Radiance - Catherynne M. Valente

Radiance - Catherynne M. Valente

Radiance is the story - or a story, or many stories - of Severin Unck, the daughter of celebrated filmmaker Percival Unck, who disappeared while she working on a documentary about the unexplained destruction of a small diving village on Venus.


Because the book is set in a solar system very different to our own: in which we reached space in 1858 and found not eight barren rocks but worlds teeming with strange indigenous life - though none approaching sentience, save perhaps for the mysterious Venusian callowhales, whose milk (which may not be really milk) is essential to sustain human life on the planets of the solar system, protecting human bone density in the different planets' gravities. The present day of the book - although it's spread out over several decades - resembles the early years of film in our world: Edison has patented the use of colour and sound in film, meaning that both are prohibitively expensive to use, so most films are still shot in black-and-white, and are silent.

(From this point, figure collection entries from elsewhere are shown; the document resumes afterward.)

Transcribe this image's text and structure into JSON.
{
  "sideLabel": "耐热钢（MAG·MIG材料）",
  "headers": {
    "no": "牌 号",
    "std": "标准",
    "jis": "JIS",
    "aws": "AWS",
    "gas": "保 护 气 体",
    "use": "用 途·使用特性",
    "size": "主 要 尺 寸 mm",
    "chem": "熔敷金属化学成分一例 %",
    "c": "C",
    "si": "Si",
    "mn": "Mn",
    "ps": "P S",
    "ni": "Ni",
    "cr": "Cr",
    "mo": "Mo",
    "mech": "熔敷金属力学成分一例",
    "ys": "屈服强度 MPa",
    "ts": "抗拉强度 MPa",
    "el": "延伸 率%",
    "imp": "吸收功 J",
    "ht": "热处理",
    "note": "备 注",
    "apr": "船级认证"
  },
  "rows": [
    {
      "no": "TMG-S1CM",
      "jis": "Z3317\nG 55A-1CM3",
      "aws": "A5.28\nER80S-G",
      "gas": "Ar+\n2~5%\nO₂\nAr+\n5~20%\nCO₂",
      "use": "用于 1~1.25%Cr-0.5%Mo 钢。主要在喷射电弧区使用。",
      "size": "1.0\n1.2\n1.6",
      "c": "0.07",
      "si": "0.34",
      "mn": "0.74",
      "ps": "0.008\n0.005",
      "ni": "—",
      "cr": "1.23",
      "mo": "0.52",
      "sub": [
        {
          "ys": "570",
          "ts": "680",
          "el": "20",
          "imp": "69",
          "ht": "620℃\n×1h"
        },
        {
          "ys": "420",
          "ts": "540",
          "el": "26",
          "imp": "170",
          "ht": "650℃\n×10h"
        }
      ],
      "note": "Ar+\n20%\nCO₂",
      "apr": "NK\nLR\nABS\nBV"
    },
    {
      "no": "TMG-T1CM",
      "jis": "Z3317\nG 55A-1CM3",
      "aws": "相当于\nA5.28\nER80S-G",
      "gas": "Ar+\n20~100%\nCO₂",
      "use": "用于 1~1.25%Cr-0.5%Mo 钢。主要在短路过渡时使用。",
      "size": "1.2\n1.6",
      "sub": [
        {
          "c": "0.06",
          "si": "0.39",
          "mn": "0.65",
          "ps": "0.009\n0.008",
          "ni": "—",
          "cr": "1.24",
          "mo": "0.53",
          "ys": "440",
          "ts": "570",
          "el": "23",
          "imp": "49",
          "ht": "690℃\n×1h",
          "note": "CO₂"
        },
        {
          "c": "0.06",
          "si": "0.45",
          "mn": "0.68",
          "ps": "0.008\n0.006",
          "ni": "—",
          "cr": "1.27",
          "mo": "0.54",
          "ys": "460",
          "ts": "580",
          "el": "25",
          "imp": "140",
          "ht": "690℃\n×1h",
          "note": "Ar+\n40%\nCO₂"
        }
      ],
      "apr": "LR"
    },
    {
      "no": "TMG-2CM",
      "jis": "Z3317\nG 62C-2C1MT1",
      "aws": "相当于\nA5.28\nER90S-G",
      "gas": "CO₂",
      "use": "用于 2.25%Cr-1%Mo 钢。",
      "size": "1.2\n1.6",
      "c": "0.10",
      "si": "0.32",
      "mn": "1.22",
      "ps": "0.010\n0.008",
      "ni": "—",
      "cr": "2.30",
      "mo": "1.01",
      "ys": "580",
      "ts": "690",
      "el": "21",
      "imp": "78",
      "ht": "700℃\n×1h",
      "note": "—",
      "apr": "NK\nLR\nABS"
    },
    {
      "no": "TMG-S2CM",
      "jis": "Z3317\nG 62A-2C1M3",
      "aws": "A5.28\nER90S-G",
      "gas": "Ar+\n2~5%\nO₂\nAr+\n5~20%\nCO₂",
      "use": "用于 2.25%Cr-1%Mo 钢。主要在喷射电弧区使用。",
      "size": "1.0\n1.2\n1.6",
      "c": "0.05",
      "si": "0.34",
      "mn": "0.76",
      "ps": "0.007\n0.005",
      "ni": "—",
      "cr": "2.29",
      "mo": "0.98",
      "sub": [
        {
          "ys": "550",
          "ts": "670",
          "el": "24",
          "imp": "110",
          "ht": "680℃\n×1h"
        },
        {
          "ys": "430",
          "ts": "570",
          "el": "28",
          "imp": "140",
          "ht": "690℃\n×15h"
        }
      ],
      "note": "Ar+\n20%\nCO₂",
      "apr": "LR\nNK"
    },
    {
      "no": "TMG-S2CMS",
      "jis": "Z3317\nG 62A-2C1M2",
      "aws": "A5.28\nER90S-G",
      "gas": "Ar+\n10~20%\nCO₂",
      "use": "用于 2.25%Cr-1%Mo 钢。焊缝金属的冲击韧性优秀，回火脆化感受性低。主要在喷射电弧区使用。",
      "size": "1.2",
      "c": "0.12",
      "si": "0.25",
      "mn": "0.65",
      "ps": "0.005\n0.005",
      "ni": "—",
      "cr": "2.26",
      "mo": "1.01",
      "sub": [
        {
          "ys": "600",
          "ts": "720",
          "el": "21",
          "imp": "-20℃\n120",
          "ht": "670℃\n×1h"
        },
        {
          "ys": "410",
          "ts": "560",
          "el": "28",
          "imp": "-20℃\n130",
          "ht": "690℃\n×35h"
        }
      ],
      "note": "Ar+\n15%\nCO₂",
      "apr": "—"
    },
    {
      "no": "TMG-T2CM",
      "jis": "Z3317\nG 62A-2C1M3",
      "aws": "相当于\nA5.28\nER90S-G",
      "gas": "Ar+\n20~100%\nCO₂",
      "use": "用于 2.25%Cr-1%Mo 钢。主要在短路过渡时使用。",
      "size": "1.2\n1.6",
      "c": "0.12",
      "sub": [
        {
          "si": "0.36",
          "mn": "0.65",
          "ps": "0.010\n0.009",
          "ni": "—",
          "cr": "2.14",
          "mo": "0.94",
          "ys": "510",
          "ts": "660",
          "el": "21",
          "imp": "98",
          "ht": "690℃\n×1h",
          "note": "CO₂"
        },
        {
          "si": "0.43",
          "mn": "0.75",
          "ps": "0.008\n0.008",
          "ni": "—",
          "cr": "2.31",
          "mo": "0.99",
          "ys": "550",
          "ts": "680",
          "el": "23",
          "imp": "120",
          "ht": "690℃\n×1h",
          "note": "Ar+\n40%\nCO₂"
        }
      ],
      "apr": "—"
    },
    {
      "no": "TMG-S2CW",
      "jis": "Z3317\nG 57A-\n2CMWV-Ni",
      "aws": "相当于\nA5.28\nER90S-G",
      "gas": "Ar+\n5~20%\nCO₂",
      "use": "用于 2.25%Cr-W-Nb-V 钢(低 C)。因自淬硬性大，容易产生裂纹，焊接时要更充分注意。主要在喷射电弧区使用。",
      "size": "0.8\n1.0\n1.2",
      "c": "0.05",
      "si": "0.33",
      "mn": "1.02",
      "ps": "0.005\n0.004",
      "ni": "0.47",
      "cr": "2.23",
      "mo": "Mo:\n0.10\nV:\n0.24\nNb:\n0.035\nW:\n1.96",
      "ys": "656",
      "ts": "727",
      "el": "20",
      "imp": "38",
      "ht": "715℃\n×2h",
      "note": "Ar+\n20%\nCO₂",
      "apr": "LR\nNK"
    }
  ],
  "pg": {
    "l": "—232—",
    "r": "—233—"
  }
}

So Radiance is a sort of post facto reconstruction of the story of Severin's disappearance, as her father struggles to make a film of the disaster and come to some sort of closure. It's told in bits and scraps of evidence: the little film that remains from the Venus expedition, interviews with the crew who were there, the stories Percival tells to himself to try to make sense of it all. It reminds me a little of Night Film, and a little of House of Leaves, only mashed together with Valente's lushly hypnotic prose and world-building. I've seen it called decopunk, which is probably as close to a decent description of its aesthetic as I can think of.


It's a book that weaves together several storylines, and doesn't come up with any hard-and-fast answers; it's partly about the human attempt to make lives seem story-shaped even when they aren't.


Whatever else it is, it also feels very glamorous in its evocation of early Hollywood. It pays a lot of attention (unsurprisingly) to the visual aspects of Valente's bizarre world, especially to colour, or the lack of it. I just wanted to inhale it and then live in it forever; it's a world that feels utterly real and rich and exciting and also tragic and sinister.


If I could read Valente all the time I would.